2.10.10

Single Taste

It has happened a few times now that I've actually tried to pinpoint what the essential teaching of Buddhism is. But couldn't do it. Even saying it is inconceivable or ungraspable is too partial. Calling it wordless is totally misleading. There are no end of ways the Dharma has been expressed, being expressed and will be expressed. How could one ever stick to a single method or interpretation? Calling it the Middle Way sums it up best, perhaps because it doesn't mean much.

It is amazing to me that there were great teachers who could just raise high a teaching, a method as the best and put everything else aside. Whether it is zazen, nenbutsu, mantra, odaimoku, huatou or vipassana - the Buddha's teaching contains a lot more than all those together. The two greatest scholar teachers of modern Chinese Buddhism, Ven. Taixu and Ven. Yinshun, summed up Mahayana as consisting of Sunyavada, Vijnaptivada and Tathagatagarbhavada (here using Sanskrit terms instead of theirs). But even them, teacher and disciple, didn't agree on which of the three is the highest. And frankly, putting everything under these three categories is an oversimplification in my view. Ven. Shengyan, following Ven. Taixu's words, says that the essence of Chinese Buddhism is Chan. Well, what about the fact that even Chan cannot be accurately defined and there have been many forms of it since the beginning? It goes the same in all the other major traditions.
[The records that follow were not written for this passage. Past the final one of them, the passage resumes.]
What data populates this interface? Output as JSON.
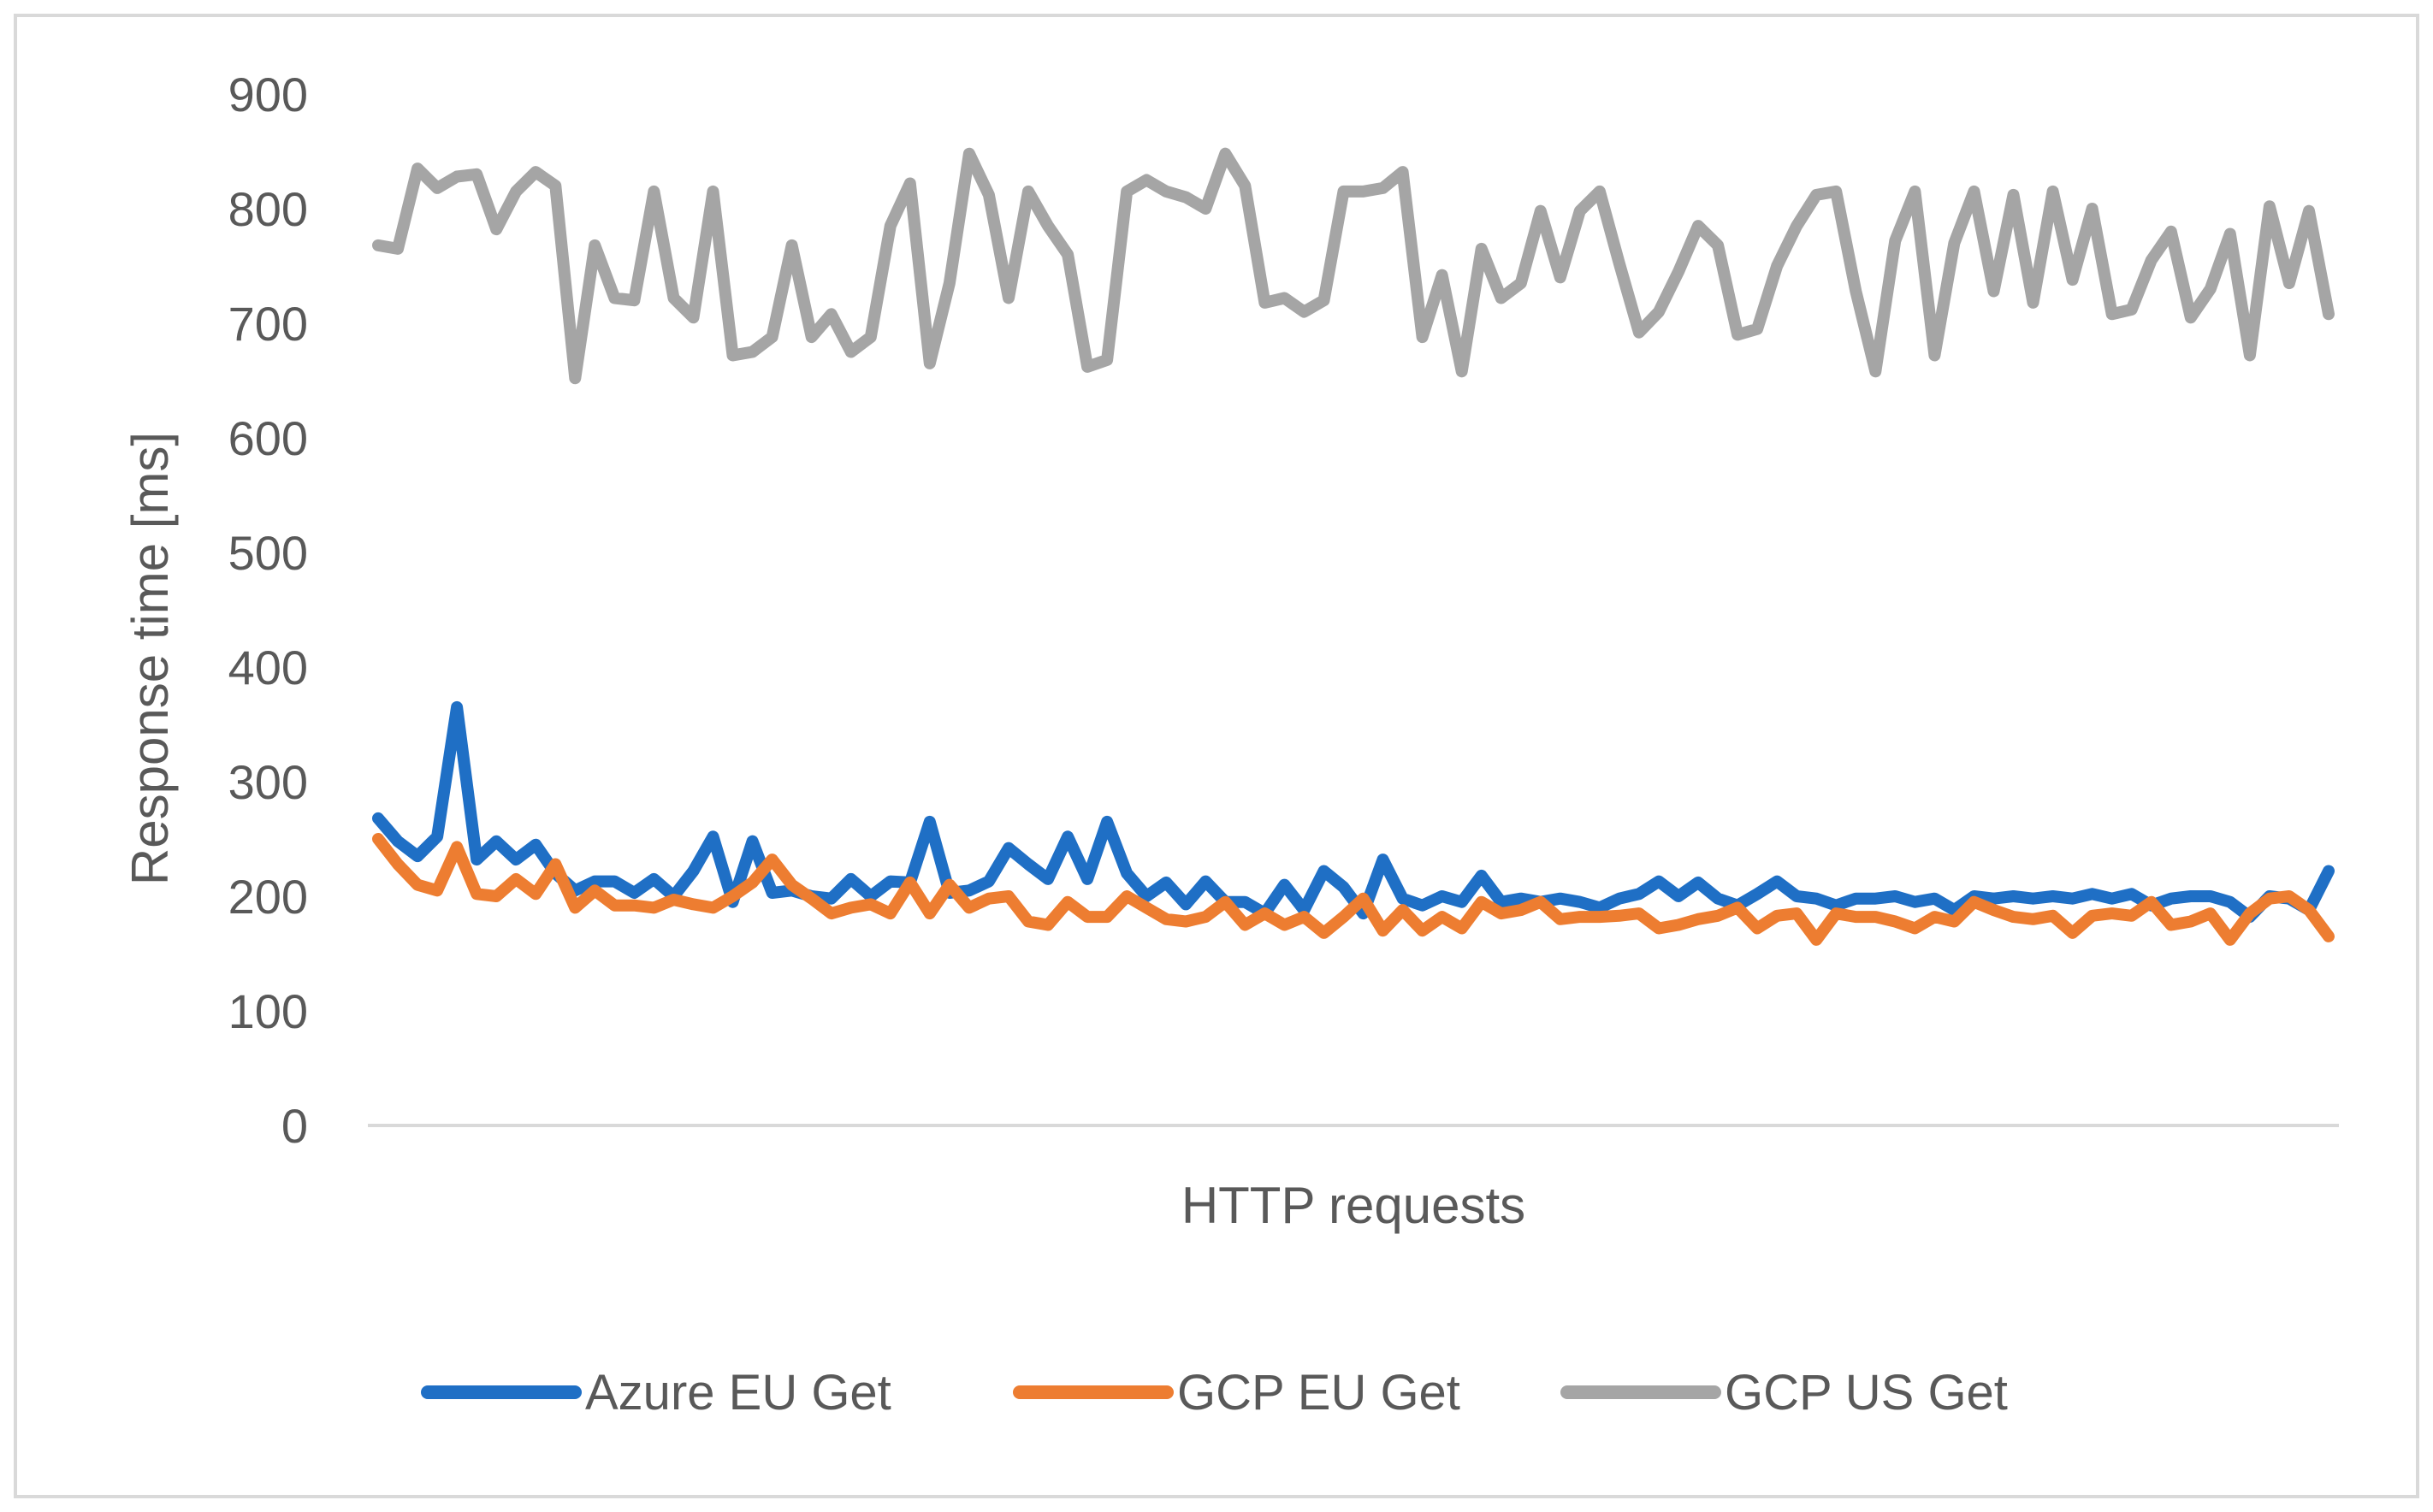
{
  "chart_data": {
    "type": "line",
    "xlabel": "HTTP requests",
    "ylabel": "Response time [ms]",
    "ylim": [
      0,
      900
    ],
    "yticks": [
      0,
      100,
      200,
      300,
      400,
      500,
      600,
      700,
      800,
      900
    ],
    "grid": false,
    "legend_position": "bottom",
    "x": [
      1,
      2,
      3,
      4,
      5,
      6,
      7,
      8,
      9,
      10,
      11,
      12,
      13,
      14,
      15,
      16,
      17,
      18,
      19,
      20,
      21,
      22,
      23,
      24,
      25,
      26,
      27,
      28,
      29,
      30,
      31,
      32,
      33,
      34,
      35,
      36,
      37,
      38,
      39,
      40,
      41,
      42,
      43,
      44,
      45,
      46,
      47,
      48,
      49,
      50,
      51,
      52,
      53,
      54,
      55,
      56,
      57,
      58,
      59,
      60,
      61,
      62,
      63,
      64,
      65,
      66,
      67,
      68,
      69,
      70,
      71,
      72,
      73,
      74,
      75,
      76,
      77,
      78,
      79,
      80,
      81,
      82,
      83,
      84,
      85,
      86,
      87,
      88,
      89,
      90,
      91,
      92,
      93,
      94,
      95,
      96,
      97,
      98,
      99,
      100
    ],
    "series": [
      {
        "name": "Azure EU Get",
        "color": "#1f6fc5",
        "values": [
          268,
          248,
          235,
          252,
          365,
          232,
          248,
          232,
          245,
          220,
          205,
          213,
          213,
          203,
          215,
          200,
          222,
          252,
          195,
          248,
          203,
          205,
          200,
          198,
          215,
          200,
          213,
          212,
          265,
          203,
          205,
          213,
          242,
          228,
          215,
          252,
          215,
          265,
          220,
          200,
          212,
          193,
          213,
          195,
          195,
          185,
          210,
          188,
          222,
          208,
          185,
          232,
          198,
          192,
          200,
          195,
          218,
          195,
          198,
          195,
          198,
          195,
          190,
          198,
          202,
          213,
          200,
          212,
          198,
          192,
          202,
          213,
          200,
          198,
          192,
          198,
          198,
          200,
          195,
          198,
          188,
          200,
          198,
          200,
          198,
          200,
          198,
          202,
          198,
          202,
          192,
          198,
          200,
          200,
          195,
          182,
          200,
          198,
          188,
          222
        ]
      },
      {
        "name": "GCP EU Get",
        "color": "#ed7d31",
        "values": [
          250,
          228,
          210,
          205,
          243,
          202,
          200,
          215,
          202,
          228,
          190,
          205,
          192,
          192,
          190,
          197,
          193,
          190,
          200,
          212,
          232,
          210,
          198,
          185,
          190,
          193,
          185,
          212,
          185,
          210,
          190,
          198,
          200,
          178,
          175,
          195,
          182,
          182,
          200,
          190,
          180,
          178,
          182,
          195,
          175,
          185,
          175,
          182,
          168,
          182,
          198,
          170,
          188,
          170,
          182,
          172,
          195,
          185,
          188,
          195,
          180,
          182,
          182,
          183,
          185,
          172,
          175,
          180,
          183,
          190,
          172,
          183,
          185,
          162,
          185,
          182,
          182,
          178,
          172,
          182,
          178,
          195,
          188,
          182,
          180,
          183,
          168,
          183,
          185,
          183,
          195,
          175,
          178,
          185,
          162,
          185,
          198,
          200,
          188,
          165
        ]
      },
      {
        "name": "GCP US Get",
        "color": "#a5a5a5",
        "values": [
          768,
          765,
          835,
          818,
          828,
          830,
          782,
          815,
          832,
          820,
          652,
          768,
          722,
          720,
          815,
          722,
          705,
          815,
          672,
          675,
          688,
          768,
          688,
          708,
          675,
          688,
          785,
          822,
          665,
          735,
          848,
          812,
          722,
          815,
          785,
          760,
          662,
          668,
          815,
          825,
          815,
          810,
          800,
          848,
          820,
          718,
          722,
          710,
          720,
          815,
          815,
          818,
          832,
          688,
          742,
          658,
          765,
          722,
          735,
          798,
          740,
          798,
          815,
          752,
          692,
          710,
          745,
          785,
          768,
          690,
          695,
          750,
          785,
          812,
          815,
          728,
          658,
          772,
          815,
          672,
          770,
          815,
          728,
          812,
          718,
          815,
          738,
          800,
          708,
          712,
          755,
          780,
          705,
          730,
          778,
          672,
          802,
          735,
          798,
          708
        ]
      }
    ]
  }
}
It is easy to make judgements on other schools based on superficial knowledge, saying that Chinese Buddhism is like this, Theravada is like that, and Vajrayana is so and so. But looking into it deeper we find that a single tradition contains all the different teachings and all the traditions form a single teaching. That is: one is all, all is one. This is called the Complete Teaching of the One Vehicle. But to identify something as The Complete Teaching is just being partial and creating dichotomy between complete and incomplete. The Buddha has no incomplete teaching and all are meant to liberate beings.
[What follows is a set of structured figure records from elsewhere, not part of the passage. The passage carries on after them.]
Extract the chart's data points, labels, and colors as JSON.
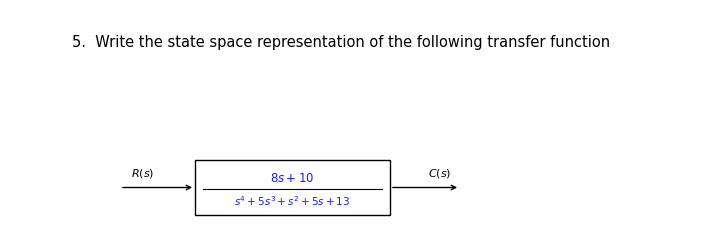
{
  "title": "5.  Write the state space representation of the following transfer function",
  "title_fontsize": 10.5,
  "title_color": "#000000",
  "numerator": "$8s + 10$",
  "denominator": "$s^4 + 5s^3 + s^2 + 5s + 13$",
  "Rs_label": "$R(s)$",
  "Cs_label": "$C(s)$",
  "label_color": "#1a1aff",
  "text_color": "#000000",
  "background_color": "#ffffff",
  "fig_width": 7.06,
  "fig_height": 2.38,
  "dpi": 100
}
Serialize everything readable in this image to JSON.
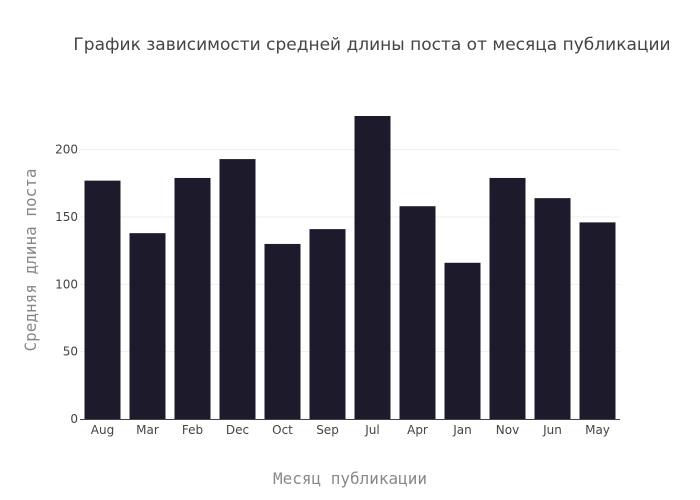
{
  "chart_data": {
    "type": "bar",
    "title": "График зависимости средней длины поста от месяца публикации",
    "xlabel": "Месяц публикации",
    "ylabel": "Средняя длина поста",
    "categories": [
      "Aug",
      "Mar",
      "Feb",
      "Dec",
      "Oct",
      "Sep",
      "Jul",
      "Apr",
      "Jan",
      "Nov",
      "Jun",
      "May"
    ],
    "values": [
      177,
      138,
      179,
      193,
      130,
      141,
      225,
      158,
      116,
      179,
      164,
      146
    ],
    "ylim": [
      0,
      225
    ],
    "yticks": [
      0,
      50,
      100,
      150,
      200
    ],
    "grid": true,
    "bar_color": "#1c1a2b"
  }
}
"The great Vinaya Pitaka assembles all the teachings and cannot be fathomed, the broad practice of sila embraces all the paramitas and is difficult to calculate. The five realms of delusion are quickly extinguished by means of the practice of the precepts; the mental entanglements of the two types of death are forever cut off by means of the pratimoksa." (Gyonen: The Essentials of the Vinaya Tradition, tr. by Leo M. Pruden, Numata, 1995. p. 11)
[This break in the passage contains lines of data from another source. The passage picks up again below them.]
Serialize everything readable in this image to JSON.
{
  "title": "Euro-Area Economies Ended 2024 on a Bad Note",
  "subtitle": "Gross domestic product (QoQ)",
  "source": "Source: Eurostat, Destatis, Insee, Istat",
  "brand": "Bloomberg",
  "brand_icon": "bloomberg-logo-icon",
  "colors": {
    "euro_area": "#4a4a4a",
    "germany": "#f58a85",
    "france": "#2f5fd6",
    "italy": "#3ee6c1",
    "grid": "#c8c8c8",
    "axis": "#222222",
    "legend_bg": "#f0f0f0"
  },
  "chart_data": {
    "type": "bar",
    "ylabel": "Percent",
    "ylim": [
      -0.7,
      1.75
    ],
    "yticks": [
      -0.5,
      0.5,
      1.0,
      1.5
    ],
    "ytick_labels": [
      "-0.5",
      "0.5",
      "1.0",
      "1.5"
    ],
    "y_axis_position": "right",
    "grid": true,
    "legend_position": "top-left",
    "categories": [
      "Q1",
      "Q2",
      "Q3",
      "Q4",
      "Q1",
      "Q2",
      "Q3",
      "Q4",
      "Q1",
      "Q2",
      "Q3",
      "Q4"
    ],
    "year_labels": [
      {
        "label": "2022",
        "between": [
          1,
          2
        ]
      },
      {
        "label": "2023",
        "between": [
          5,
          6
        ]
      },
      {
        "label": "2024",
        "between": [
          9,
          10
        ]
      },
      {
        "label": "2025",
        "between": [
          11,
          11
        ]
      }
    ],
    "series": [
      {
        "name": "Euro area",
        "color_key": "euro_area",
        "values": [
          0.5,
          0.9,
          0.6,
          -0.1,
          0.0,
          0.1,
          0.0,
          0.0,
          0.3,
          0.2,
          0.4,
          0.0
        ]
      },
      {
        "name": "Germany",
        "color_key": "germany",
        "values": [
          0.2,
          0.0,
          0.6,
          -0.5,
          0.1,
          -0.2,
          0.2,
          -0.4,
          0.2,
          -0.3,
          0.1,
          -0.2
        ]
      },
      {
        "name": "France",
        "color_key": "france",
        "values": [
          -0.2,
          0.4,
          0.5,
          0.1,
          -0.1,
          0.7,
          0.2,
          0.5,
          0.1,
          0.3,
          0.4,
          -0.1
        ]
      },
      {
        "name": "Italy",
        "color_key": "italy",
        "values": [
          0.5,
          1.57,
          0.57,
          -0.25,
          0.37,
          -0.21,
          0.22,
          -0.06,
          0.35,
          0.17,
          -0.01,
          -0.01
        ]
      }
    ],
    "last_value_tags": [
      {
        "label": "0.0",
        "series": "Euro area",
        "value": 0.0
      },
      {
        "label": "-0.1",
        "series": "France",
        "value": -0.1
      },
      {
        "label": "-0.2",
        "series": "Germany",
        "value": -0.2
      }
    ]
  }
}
Even the precepts include the complete path, how could whole lineages not be like that? Buddhism is an ancient tradition full of goodness and wisdom. What Siddhartha has started in India has been continued up to this day throughout the world. Pick any of the teachings any you get connected to all the others. The Buddha himself compared his teaching to the ocean, as every drop tastes salty, so his teaching has the taste of liberation.

2 comments:

  1. The essential teaching of Buddhism is suffering and the end of suffering.

    ReplyDelete
  2. Yes, that is a way to sum it up. But outside of Theravada the whole topic of suffering is quite neglected. I mean, in the Nikayas when the Buddha teaches meditation suffering is an essential insight into the state of the world which leads to liberation from it. Mahayana sutras and traditions either simply neglect this powerful method or call it the inferior view of the sravakas.